Coming into the 1972 Olympic Games in Munich, West Germany, the U.S. men's basketball team had an impressive 62-0 record, the longest winning streak in Olympic history. But not everyone was a fan of the dominant Americans. British-Italian Renato William Jones, president of the International Federation of Amateur Basketball (known as FIBA), worried that another American gold medal would effectively seal basketball's fate as a U.S.-only sport [source: Golden].
Meanwhile, the Soviets had assembled a veteran basketball squad for the Munich games with a lot more international experience than the U.S. side. They also dispatched their basketball emissary with a case of vodka and some fine cigars to woo Jones at a pre-Olympic tournament in Munich [sources: Amdur, Golden]. The wooing must have worked.
In the gold-medal match between the U.S. and the U.S.S.R., the Americans sunk two free throws to lead by two points with only one second on the game clock. One second was hardly enough time for the Soviets to inbound the ball, let along get off a shot.

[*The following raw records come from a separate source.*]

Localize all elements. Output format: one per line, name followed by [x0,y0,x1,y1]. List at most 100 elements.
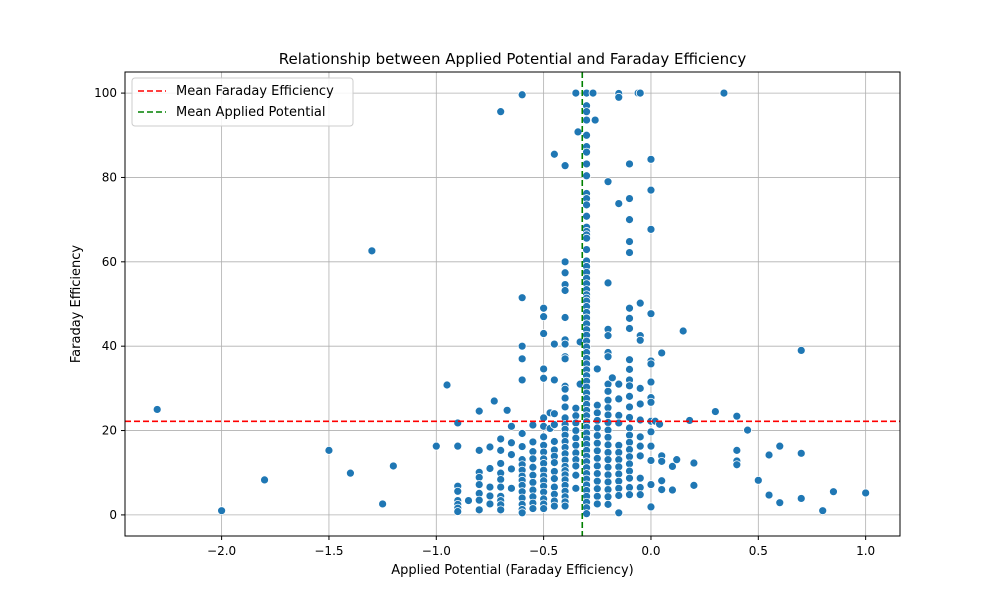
data-point [625,324,634,333]
data-point [592,423,602,433]
data-point [571,403,581,413]
data-point [625,303,634,313]
data-point [646,456,656,465]
data-point [517,90,527,100]
data-point [614,379,624,389]
data-point [592,364,602,374]
data-point [549,339,559,349]
data-point [603,492,613,502]
data-point [796,494,806,503]
data-point [453,418,463,428]
data-point [539,312,549,322]
data-point [507,464,516,474]
data-point [582,233,591,243]
data-point [603,432,613,442]
data-point [685,416,695,425]
data-point [571,440,581,450]
data-point [646,441,656,451]
data-point [592,469,602,478]
data-point [571,426,581,435]
data-point [592,484,602,494]
data-point [603,499,613,509]
data-point [592,416,602,425]
data-point [678,326,688,336]
data-point [607,373,617,383]
data-point [603,418,613,427]
data-point [539,364,549,374]
data-point [388,461,398,471]
data-point [507,450,516,459]
data-point [496,505,506,515]
scatter-points [152,88,871,519]
data-point [592,499,602,509]
data-point [635,432,645,442]
data-point [732,445,742,455]
data-point [571,88,581,98]
data-point [625,364,634,374]
data-point [625,381,634,391]
data-point [485,491,495,501]
data-point [689,458,699,468]
data-point [549,501,559,511]
data-point [517,429,527,438]
data-point [453,441,463,451]
data-point [517,375,527,385]
data-point [646,154,656,164]
data-point [625,473,634,483]
x-axis-label: Applied Potential (Faraday Efficiency) [391,563,633,578]
data-point [625,490,634,500]
data-point [489,396,499,406]
data-point [217,506,227,516]
data-point [753,475,763,485]
data-point [549,149,559,159]
data-point [668,485,677,495]
data-point [614,92,624,102]
data-point [646,309,656,319]
data-point [775,441,785,451]
data-point [464,496,473,505]
data-point [603,455,613,465]
data-point [646,397,656,407]
data-point [614,410,624,420]
data-point [625,391,634,401]
data-point [453,486,463,496]
data-point [582,171,591,181]
data-point [517,293,527,303]
data-point [588,88,598,98]
data-point [719,88,729,98]
data-point [592,476,602,486]
data-point [571,461,581,471]
data-point [603,352,613,362]
data-point [635,88,645,98]
data-point [507,438,516,448]
data-point [517,354,527,364]
data-point [646,427,656,437]
data-point [582,509,591,519]
data-point [657,348,667,358]
data-point [646,224,656,234]
data-point [625,248,634,257]
data-point [603,278,613,288]
data-point [635,335,645,345]
data-point [603,331,613,341]
data-point [539,504,549,513]
data-point [829,487,838,497]
data-point [668,461,677,471]
data-point [614,199,624,209]
data-point [474,406,484,416]
data-point [646,185,656,195]
x-tick-label: 0.0 [641,544,660,558]
data-point [592,431,602,441]
data-point [592,453,602,463]
data-point [603,462,613,472]
data-point [539,303,549,313]
data-point [560,402,570,412]
data-point [485,464,495,473]
data-point [625,194,634,203]
data-point [485,442,495,452]
data-point [796,448,806,458]
data-point [625,237,634,246]
data-point [743,425,752,435]
data-point [635,383,645,393]
data-point [635,451,645,461]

But the Soviets complained that their time out called before the last free throw had been ignored. Out of the crowd leapt Jones, who commanded the officials to add three seconds to the clock. Inexplicably, they complied, but things got worse. The Soviet pass went astray and the U.S. declared victory. Not so fast: Jones said play had begun prematurely so the clock needed to be reset for another three seconds, giving the Soviet team just enough time to make the winning basket and hand the Americans their first Olympic loss [source: Golden].
Not surprisingly, members of the U.S. team refused to accept their silver medal.